On Behalf of | Feb 25, 2016 | Business Management, Choice of Entity, LLC, Maryland Law update, Personal Liability, Uncategorized


In recent years, Maryland has become one of the most difficult states in which to pierce the corporate veil, with a success rate at about 25.81%.[1]  This is an interesting reversal, given that the state had a relatively liberal 40% rate until 1986.[2]  Under Maryland law, where there is no allegation of fraud, a court may still disregard the corporate entity and establish personal liability to enforce the so-called a “paramount equity,”[3] but this seems to be a pretty tough standard to meet.

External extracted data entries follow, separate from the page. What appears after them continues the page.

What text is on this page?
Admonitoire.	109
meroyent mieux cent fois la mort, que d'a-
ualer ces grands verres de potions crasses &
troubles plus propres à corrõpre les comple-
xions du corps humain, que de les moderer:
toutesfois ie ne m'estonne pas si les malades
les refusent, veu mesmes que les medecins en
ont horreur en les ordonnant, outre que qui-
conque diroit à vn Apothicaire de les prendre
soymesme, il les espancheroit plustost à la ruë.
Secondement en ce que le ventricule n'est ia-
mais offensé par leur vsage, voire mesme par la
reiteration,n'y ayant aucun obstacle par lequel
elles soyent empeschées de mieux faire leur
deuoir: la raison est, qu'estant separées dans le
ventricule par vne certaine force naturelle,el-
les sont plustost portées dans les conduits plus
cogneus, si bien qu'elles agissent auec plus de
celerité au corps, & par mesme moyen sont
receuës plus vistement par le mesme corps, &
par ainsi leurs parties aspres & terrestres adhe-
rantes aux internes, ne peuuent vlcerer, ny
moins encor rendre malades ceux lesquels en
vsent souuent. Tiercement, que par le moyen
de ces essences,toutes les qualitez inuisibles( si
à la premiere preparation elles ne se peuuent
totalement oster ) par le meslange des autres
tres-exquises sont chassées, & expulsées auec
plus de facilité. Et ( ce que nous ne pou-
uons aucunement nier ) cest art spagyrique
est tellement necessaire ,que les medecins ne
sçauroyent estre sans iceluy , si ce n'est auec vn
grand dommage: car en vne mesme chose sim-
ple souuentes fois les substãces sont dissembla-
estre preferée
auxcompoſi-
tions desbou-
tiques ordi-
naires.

Serio v. Baystate Properties, LLC[4] is a recent case in point.  In that case, Baystate entered into a contract with Serio’s LLC, an investment firm, to build houses on lots owned by Serio individually.[5]  Serio’s LLC was identified in the agreement as lender and was to provide an escrow account from which Baystate would receive payments.[6]  Subsequently, the parties signed multiple addenda modifying the payment terms, which Serio signed as the managing member of the LLC, and also agreed that Serio would not be held personally liable for his LLC’s obligations.[7]  When Serio’s LLC failed to make payments at some point, Baystate filed a lawsuit, seeking to pierce the LLC’s veil.[8]  The lower court found that, while there was no evidence of fraud, the circumstances (i.e., that Serio personally owned and sold the lots individually, that Serio’s company possessed no assets and very little cash, and that Serio misled Baystate regarding the sale of the homes and failed to deposit the funds from the sale into the LLC) evidenced an intent to evade the LLC’s obligations to Baystate and, thus, warranted the enforcement of a paramount equity.[9]

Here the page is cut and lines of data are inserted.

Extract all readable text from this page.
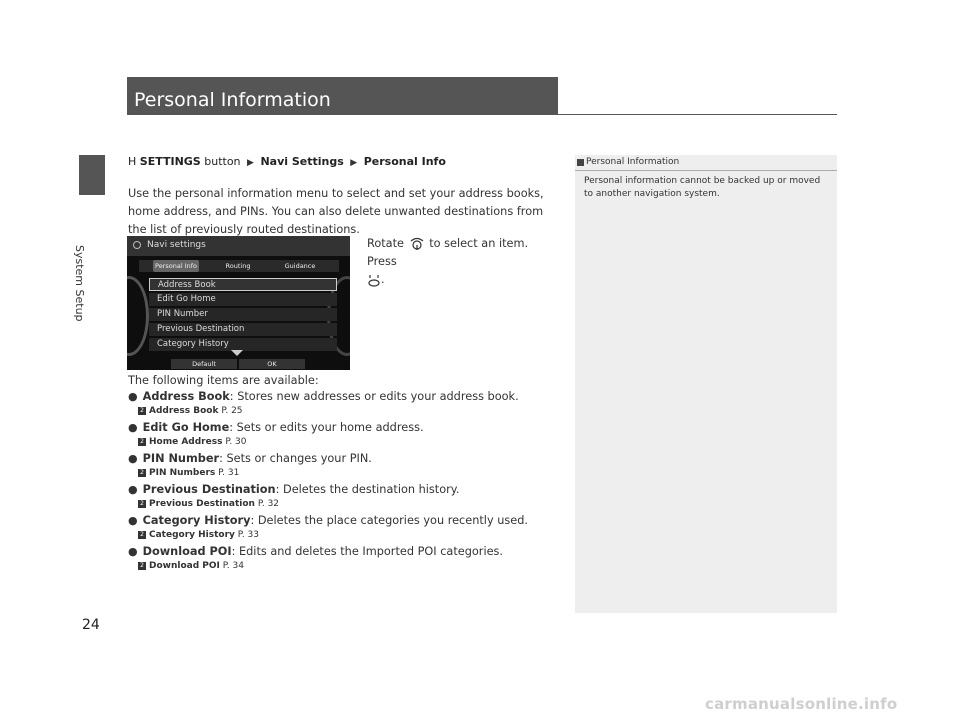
System Setup
24
Personal Information
H SETTINGS button ▶ Navi Settings ▶ Personal Info
Use the personal information menu to select and set your address books, home address, and PINs. You can also delete unwanted destinations from the list of previously routed destinations.
Rotate to select an item. Press
.
Navi settings
Personal Info	Routing	Guidance
Address Book
Edit Go Home
PIN Number
Previous Destination
Category History
Default	OK
The following items are available:
● Address Book: Stores new addresses or edits your address book.
2 Address Book P. 25
● Edit Go Home: Sets or edits your home address.
2 Home Address P. 30
● PIN Number: Sets or changes your PIN.
2 PIN Numbers P. 31
● Previous Destination: Deletes the destination history.
2 Previous Destination P. 32
● Category History: Deletes the place categories you recently used.
2 Category History P. 33
● Download POI: Edits and deletes the Imported POI categories.
2 Download POI P. 34
Personal Information
Personal information cannot be backed up or moved to another navigation system.
carmanualsonline.info
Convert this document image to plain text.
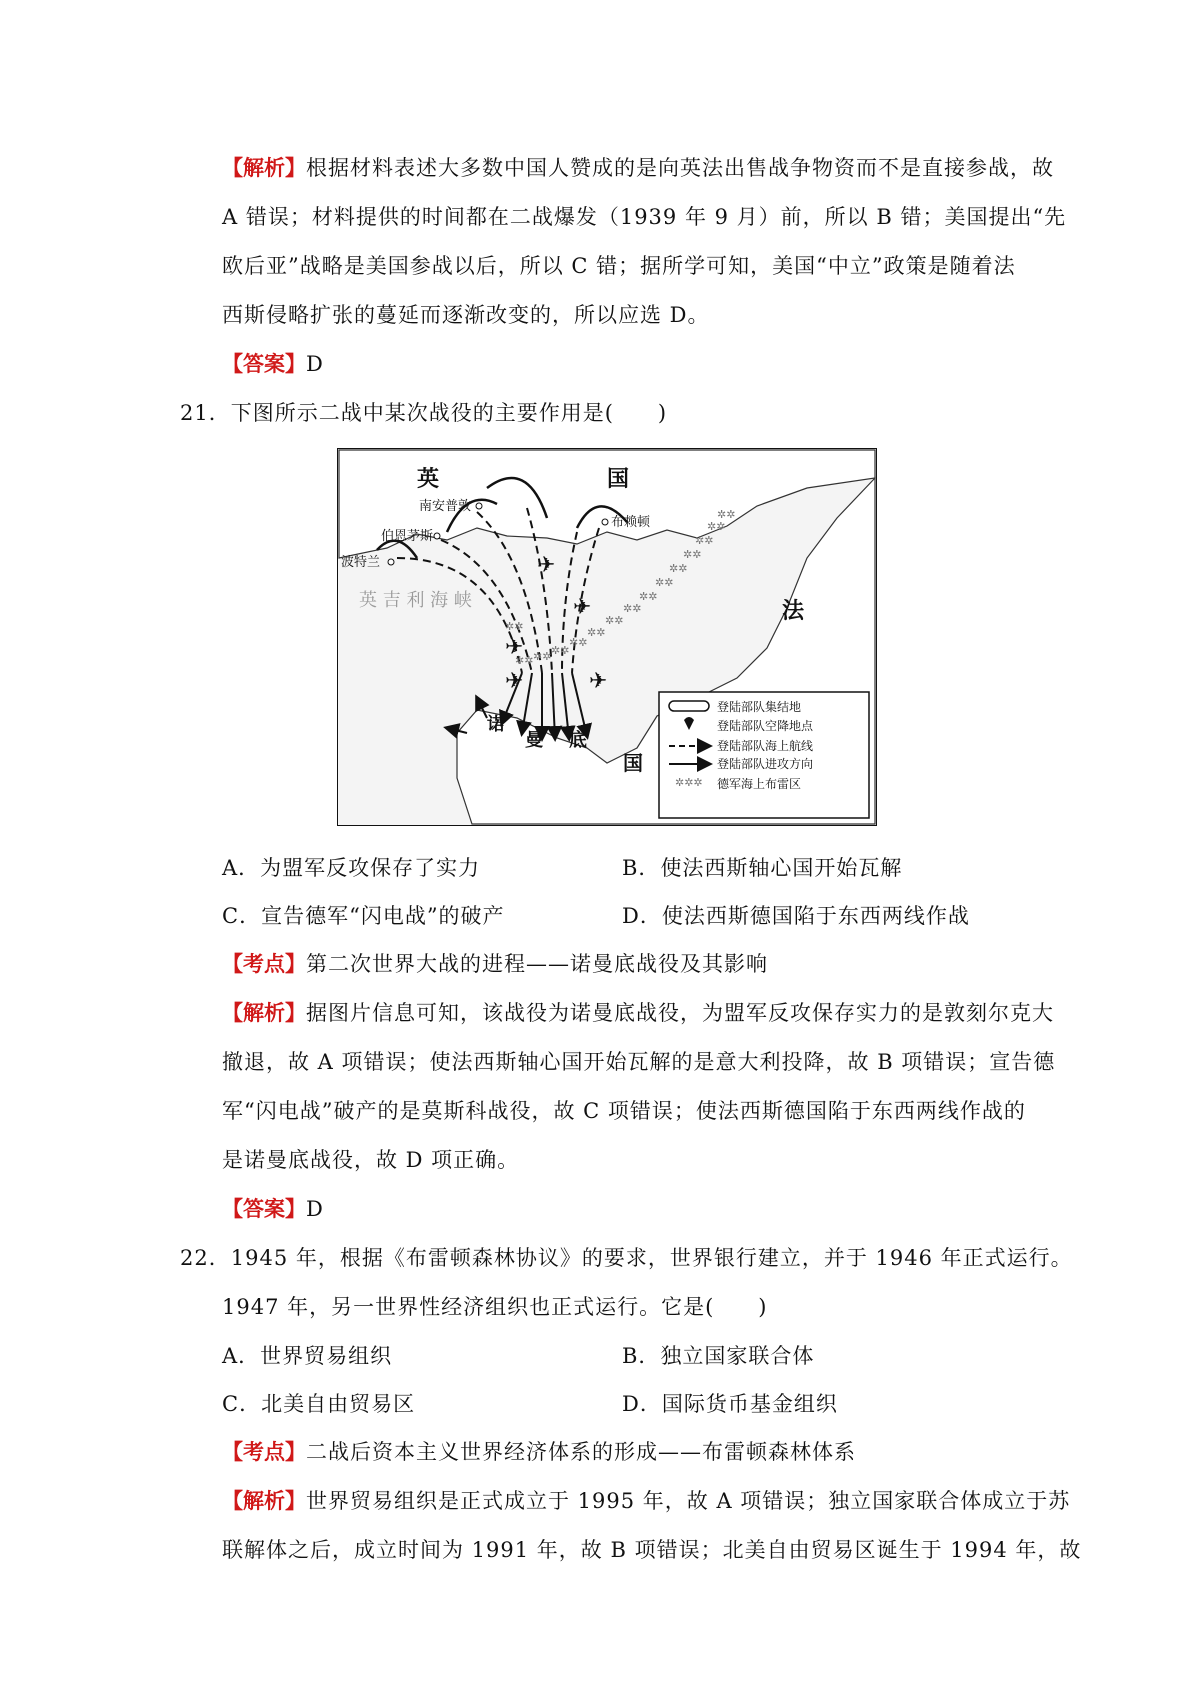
【解析】根据材料表述大多数中国人赞成的是向英法出售战争物资而不是直接参战，故
A 错误；材料提供的时间都在二战爆发（1939 年 9 月）前，所以 B 错；美国提出“先
欧后亚”战略是美国参战以后，所以 C 错；据所学可知，美国“中立”政策是随着法
西斯侵略扩张的蔓延而逐渐改变的，所以应选 D。
【答案】D
21．下图所示二战中某次战役的主要作用是(　　)
英	国
南安普敦
伯恩茅斯
波特兰
布赖顿
英 吉 利 海 峡	法
国
诺
曼 底
✲✲
✲✲
✲✲
✲✲
✲✲
✲✲
✲✲
✲✲
✲✲
✲✲
✲✲
✲✲
✲✲
✲✲
✲✲
✈
✈
✈
✈	✈
✲✲✲
登陆部队集结地
登陆部队空降地点
登陆部队海上航线
登陆部队进攻方向
德军海上布雷区
A．为盟军反攻保存了实力	B．使法西斯轴心国开始瓦解
C．宣告德军“闪电战”的破产	D．使法西斯德国陷于东西两线作战
【考点】第二次世界大战的进程——诺曼底战役及其影响
【解析】据图片信息可知，该战役为诺曼底战役，为盟军反攻保存实力的是敦刻尔克大
撤退，故 A 项错误；使法西斯轴心国开始瓦解的是意大利投降，故 B 项错误；宣告德
军“闪电战”破产的是莫斯科战役，故 C 项错误；使法西斯德国陷于东西两线作战的
是诺曼底战役，故 D 项正确。
【答案】D
22．1945 年，根据《布雷顿森林协议》的要求，世界银行建立，并于 1946 年正式运行。
1947 年，另一世界性经济组织也正式运行。它是(　　)
A．世界贸易组织	B．独立国家联合体
C．北美自由贸易区	D．国际货币基金组织
【考点】二战后资本主义世界经济体系的形成——布雷顿森林体系
【解析】世界贸易组织是正式成立于 1995 年，故 A 项错误；独立国家联合体成立于苏
联解体之后，成立时间为 1991 年，故 B 项错误；北美自由贸易区诞生于 1994 年，故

On appeal, the court explained that a corporate entity will be disregarded: (i) where it is used as a mere shield for the perpetration of a fraud; (ii) in order to prevent evasion of legal obligations; and (iii) where its stockholders (or members) fail to observe the corporate entity, operating the business as if it were their own.[10]  As to the third ground, sometimes referred to as the “alter ego” doctrine, factors to be considered include whether the entity was adequately capitalized, its solvency at the time of the transaction, the observance of corporate formalities, and whether the entity had a separate mind, will, or existence of its own.[11]  And in this case, the court did not find any exceptional circumstances to justify piercing the LLC’s veil.  According to the court, there was no evidence that Baystate entered into the agreement depending on Serio to fund the contracts from his personal account or that it took reasonable steps to assure the availability of adequate funding.[12]  Baystate was aware that the lots were in Serio’s name and Serio made it clear that Serio’s LLC was the contractual partner for funding the project, not to mention the subsequent agreement that Serio would not be held personally liable for any obligations of the LLC.[13]  Additionally, Serio’s LLC made payments to Baystate consistent with its obligations under the contract for six (6) months, by checks issued from the LLC’s corporate account and signed by Serio as the “Managing Member.”[14]  In other words, while Serio’s LLC might have been inadequately capitalized, it nevertheless had a separate existence and fulfilled its contractual obligations until the collapse of the housing market caused problems.[15]  That was unfortunate, but in the court’s opinion, veil piercing was not warranted under such circumstances.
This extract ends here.